Personal data is dealt with and the provided services and maintained in accordance with the Personal Data Act (523/1999), effective Finnish law and the general data protection regulation (GDPR, 2016/679/EU).
Peltokatu 25-27 A8
Company ID: 2653511-8
Contact person for the register:
Mindfindr Ltd. Client and Personal Data register
This data protection document covers 1) Mindfindr test participants and 2) organizational administrators and users of Mindfindr assessments.
Participant: a person invited by a client organization to part take in a Mindfindr assessment
Client organization: an organization responsible for administering a Mindfindr test and utilizing results thus produced
Client: user of the client organization
Use of personal data
Any personal data gathered from participants is used to enable provision of services to client organizations of Mindfindr and maintaining information thereby gathered, identifying participants for test purposes, and safeguarding the rights of users. Saving and handling the information gathered from participants is based on consent given by them.
Client organizations (i.e. organizational administrators of tests) of Mindfindr may use the information produced on participants for various purposes, such as recruitment processes, career planning, coaching or staff development.
The Mindfindr system does not produce any automatic decisions related to the above processes (e.g. recruitment) as it is client organizations’ responsibility to interpret and utilize results reports.
Gathered participant data is retained in the system for five years after which all contact information related to the data is destroyed, and anonymous data is retained in archives. A participant is entitled to request that his or her contact information and test data are removed from the system. Mindfindr may use anonymous data for development of the system and for analytics.
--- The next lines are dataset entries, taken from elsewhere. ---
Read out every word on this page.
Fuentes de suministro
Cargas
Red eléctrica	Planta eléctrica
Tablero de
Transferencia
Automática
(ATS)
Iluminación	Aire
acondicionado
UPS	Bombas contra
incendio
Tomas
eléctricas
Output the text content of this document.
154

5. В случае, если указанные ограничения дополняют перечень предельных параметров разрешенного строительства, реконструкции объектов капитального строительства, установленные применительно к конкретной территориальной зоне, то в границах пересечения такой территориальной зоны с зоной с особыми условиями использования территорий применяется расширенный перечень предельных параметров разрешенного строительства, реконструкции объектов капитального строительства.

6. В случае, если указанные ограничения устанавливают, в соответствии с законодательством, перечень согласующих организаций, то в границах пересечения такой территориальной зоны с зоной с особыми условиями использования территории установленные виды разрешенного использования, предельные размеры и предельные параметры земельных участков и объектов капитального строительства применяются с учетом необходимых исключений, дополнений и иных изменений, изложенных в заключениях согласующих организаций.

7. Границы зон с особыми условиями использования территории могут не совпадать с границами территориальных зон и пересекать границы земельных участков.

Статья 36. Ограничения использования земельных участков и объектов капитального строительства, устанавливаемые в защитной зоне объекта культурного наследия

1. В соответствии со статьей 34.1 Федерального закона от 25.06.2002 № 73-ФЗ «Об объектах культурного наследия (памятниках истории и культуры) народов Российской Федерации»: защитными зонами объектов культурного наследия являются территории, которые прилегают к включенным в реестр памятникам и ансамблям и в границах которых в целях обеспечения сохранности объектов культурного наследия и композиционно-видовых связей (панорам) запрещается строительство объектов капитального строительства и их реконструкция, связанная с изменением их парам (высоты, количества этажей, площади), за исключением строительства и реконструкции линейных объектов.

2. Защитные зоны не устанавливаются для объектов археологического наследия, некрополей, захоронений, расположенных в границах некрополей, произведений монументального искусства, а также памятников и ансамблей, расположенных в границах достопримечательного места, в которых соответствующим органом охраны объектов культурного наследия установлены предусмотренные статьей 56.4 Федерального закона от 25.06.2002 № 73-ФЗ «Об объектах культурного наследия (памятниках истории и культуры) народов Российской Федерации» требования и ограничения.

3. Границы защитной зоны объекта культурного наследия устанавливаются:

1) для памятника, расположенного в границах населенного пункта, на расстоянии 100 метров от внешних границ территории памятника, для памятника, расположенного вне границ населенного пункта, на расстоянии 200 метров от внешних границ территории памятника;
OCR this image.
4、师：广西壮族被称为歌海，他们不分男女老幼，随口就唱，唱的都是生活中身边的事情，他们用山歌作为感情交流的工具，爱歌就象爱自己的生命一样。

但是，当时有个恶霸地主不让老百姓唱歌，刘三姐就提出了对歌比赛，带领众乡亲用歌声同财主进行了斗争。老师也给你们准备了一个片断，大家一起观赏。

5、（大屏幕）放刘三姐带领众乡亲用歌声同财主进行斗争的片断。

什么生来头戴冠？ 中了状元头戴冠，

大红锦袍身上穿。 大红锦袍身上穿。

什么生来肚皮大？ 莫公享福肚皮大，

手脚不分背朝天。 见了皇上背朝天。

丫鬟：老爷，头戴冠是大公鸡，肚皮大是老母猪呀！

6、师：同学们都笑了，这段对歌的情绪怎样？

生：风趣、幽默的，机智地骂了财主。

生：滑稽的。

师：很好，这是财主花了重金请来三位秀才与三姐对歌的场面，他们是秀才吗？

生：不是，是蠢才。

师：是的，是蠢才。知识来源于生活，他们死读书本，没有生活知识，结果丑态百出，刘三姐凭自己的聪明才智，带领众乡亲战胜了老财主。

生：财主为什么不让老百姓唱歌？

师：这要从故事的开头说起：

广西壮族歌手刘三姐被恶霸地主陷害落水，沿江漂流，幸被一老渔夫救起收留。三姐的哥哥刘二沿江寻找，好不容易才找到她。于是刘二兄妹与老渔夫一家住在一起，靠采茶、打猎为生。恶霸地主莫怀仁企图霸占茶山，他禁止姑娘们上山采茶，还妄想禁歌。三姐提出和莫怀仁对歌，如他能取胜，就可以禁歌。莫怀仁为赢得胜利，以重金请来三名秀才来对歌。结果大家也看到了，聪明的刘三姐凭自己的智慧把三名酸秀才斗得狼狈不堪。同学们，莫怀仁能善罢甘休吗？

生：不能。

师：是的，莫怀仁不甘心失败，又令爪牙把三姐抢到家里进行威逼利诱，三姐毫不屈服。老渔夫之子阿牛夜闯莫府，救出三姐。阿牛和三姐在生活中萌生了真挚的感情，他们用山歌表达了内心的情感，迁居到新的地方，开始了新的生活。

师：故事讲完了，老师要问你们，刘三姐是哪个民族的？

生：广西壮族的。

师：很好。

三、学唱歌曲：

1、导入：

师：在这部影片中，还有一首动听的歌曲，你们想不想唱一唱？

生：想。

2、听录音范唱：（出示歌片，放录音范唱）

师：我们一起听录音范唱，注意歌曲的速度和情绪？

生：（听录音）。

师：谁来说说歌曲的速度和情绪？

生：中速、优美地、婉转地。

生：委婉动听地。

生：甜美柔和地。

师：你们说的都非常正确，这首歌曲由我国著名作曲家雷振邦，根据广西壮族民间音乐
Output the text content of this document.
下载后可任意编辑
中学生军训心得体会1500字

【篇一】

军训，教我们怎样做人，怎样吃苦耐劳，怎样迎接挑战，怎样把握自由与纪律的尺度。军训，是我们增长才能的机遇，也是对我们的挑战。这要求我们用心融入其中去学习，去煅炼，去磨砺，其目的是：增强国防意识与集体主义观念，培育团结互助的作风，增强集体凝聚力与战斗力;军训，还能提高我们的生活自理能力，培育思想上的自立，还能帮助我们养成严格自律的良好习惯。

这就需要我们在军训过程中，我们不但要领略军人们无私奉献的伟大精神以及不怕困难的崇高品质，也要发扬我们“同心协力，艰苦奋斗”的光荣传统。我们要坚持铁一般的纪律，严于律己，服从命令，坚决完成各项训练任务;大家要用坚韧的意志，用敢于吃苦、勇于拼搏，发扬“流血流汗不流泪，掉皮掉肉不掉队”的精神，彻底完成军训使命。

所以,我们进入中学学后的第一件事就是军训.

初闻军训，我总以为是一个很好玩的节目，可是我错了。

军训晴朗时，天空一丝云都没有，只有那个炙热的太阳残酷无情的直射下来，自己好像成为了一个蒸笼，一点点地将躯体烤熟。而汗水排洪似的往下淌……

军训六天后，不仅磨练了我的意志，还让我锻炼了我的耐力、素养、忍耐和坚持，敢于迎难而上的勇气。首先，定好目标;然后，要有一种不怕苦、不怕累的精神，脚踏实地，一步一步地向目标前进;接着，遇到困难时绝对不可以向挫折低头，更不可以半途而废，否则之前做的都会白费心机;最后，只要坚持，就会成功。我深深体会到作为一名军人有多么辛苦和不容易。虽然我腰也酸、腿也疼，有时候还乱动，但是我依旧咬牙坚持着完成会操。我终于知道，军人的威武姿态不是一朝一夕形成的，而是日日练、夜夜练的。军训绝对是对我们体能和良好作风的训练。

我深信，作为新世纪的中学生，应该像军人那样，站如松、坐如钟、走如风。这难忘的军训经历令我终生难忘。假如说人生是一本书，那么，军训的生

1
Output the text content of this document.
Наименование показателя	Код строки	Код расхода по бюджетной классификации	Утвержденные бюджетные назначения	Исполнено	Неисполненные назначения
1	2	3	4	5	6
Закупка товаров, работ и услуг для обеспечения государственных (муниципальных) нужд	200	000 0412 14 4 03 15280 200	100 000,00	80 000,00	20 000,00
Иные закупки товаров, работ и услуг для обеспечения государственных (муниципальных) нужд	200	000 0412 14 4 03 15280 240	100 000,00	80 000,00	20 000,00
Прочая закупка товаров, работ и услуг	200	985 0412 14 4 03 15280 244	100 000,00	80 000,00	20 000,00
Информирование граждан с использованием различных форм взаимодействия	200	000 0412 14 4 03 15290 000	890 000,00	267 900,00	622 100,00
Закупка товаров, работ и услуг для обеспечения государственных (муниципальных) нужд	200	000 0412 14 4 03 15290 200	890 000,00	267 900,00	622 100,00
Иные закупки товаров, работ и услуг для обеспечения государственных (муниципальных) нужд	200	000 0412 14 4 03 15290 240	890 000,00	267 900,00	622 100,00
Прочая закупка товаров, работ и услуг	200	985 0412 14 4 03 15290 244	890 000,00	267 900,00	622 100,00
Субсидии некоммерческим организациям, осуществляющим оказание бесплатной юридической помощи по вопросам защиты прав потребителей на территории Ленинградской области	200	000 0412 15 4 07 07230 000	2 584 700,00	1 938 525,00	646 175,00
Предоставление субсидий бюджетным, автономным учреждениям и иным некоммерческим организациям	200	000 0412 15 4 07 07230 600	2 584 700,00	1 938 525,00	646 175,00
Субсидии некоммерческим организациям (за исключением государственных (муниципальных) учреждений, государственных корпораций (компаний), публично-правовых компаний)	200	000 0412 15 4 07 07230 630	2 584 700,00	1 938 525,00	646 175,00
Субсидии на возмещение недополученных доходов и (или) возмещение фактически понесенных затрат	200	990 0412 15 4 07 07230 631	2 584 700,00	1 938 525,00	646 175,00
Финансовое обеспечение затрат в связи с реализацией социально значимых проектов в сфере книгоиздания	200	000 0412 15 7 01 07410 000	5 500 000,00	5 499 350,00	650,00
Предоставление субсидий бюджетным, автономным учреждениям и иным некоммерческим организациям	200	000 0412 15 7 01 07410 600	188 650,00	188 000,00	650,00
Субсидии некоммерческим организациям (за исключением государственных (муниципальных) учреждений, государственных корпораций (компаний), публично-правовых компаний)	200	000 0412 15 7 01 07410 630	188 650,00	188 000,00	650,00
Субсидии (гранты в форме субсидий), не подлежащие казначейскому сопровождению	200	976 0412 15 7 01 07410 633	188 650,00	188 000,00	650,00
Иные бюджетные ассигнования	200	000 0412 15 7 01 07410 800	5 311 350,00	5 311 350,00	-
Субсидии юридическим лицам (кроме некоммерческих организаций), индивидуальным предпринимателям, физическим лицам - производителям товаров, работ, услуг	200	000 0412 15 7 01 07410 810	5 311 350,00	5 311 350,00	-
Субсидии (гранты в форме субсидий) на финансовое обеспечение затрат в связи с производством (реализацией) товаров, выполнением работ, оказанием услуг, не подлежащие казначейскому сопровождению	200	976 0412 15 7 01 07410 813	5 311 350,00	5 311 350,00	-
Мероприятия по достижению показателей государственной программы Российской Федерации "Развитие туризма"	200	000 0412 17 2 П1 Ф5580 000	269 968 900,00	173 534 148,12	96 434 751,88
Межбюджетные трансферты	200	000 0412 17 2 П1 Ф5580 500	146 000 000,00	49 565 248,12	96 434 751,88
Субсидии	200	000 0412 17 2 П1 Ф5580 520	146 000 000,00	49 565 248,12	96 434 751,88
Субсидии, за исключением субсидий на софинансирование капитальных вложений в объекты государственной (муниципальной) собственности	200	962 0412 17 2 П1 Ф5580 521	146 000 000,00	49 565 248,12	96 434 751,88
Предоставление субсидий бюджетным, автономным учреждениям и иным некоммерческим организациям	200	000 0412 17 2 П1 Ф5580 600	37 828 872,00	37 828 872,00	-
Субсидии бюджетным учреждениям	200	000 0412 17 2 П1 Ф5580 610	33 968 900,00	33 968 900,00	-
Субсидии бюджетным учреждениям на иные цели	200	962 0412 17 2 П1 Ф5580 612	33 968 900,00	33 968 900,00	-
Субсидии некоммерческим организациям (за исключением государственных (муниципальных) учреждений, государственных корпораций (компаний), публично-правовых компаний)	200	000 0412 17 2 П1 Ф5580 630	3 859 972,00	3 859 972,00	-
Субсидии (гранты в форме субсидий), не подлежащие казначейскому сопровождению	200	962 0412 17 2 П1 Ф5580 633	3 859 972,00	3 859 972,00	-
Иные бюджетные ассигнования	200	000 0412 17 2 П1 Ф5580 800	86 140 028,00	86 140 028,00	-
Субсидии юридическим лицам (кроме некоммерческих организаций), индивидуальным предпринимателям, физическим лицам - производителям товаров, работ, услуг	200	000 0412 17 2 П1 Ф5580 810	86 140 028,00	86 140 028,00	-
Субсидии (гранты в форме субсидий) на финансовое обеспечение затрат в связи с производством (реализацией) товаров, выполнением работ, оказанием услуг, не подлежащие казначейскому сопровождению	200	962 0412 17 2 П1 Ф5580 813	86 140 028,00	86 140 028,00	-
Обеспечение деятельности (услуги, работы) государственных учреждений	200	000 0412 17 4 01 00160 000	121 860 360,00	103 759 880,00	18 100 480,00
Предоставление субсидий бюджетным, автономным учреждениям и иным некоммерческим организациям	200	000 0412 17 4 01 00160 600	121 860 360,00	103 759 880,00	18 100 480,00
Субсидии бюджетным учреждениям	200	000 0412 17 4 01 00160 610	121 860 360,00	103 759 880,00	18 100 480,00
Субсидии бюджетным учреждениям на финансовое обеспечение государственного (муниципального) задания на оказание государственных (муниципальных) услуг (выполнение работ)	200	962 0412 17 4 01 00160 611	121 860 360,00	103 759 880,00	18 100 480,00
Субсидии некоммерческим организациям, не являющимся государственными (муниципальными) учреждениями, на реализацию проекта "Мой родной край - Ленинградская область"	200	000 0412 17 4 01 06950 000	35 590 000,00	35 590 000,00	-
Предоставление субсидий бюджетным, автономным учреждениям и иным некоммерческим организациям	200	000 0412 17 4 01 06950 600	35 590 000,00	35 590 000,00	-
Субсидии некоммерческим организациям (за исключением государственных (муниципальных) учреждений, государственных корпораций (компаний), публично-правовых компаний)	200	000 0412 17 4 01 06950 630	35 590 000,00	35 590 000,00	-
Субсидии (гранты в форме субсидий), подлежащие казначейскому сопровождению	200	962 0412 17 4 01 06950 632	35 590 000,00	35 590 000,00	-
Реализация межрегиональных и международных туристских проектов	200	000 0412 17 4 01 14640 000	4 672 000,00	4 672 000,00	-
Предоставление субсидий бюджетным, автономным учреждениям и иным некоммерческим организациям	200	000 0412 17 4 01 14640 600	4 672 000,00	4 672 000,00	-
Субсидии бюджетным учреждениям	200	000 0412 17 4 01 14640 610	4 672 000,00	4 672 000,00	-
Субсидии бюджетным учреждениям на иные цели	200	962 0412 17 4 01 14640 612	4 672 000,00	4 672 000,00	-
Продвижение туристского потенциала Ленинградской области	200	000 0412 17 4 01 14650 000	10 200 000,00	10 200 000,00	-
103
Information content of the register
Data gathered and saved in all test processes include information related to the functionalities of the system, such as user (participant, client) logs and cookies; responses given by participants to digital psychological test items, response times and information on the consent given by users; profiles and descriptions based on response data.
Data related to the functionality of the service:
- Information required to identify a participant for test purposes
- Information required to organize tests, communicate with and provide feedback to test participants
- Contact information of test participants when the participant is not anonymous (name, email, phone number)
Client organization data/information:
Data related to the functionality of the service (username and password). Basic client information: name, address, email, contract specifications and billing information.
Data related to the functionality of the service:
- Information required to ensure authentication of users (participants, clients)
- Information facilitating arrangement of tests and communicating with and contacting clients
Regular data sources of the register
Data provided by clients and test participants. Information that is not related to test items or is provided by third parties is not retained in the system. Third parties may be granted an access to retained information to provide services on behalf of Mindfindr. Other uses of user information will be based on a particular applicable regulation or on a stated consent from the part of the test participants.
Granting access to information
Without a specified consent from the part of an user (participant, client) no information is made accessible to other parties. However, subcontractors of Mindfindr Ltd may be granted access to data within the limitations stated in relevant regulations. Test data may also be provided to authorities in statutory instances.
Data storage and transferring
The data in the Mindfindr system is stored in servers located in The European Union.
The use of the Mindfindr services is secured with usernames and passwords (client). Data is transferred between users (participants, clients) and the system by secured encrypted methods. Data is retained and used in a confidential manner.
Data retention and the right to require rectification, updating or removal of data
Data on participants is retained in the system for five (5) years.
A user (participant, client) is entitled to require that his or her personal data is rectified, updated or removed from the system.
Right to check personal information
A user (participant, client) has the right to check the contents of the data the user has saved in the system.
Contacting the register holder
A user (participant, client) shall present the requests defined above in writing to the register holder.
The register holder may demand that a user verifies his or her identity as the user in question by presenting official documents to the register holder before the register holder proceeds to handle the request.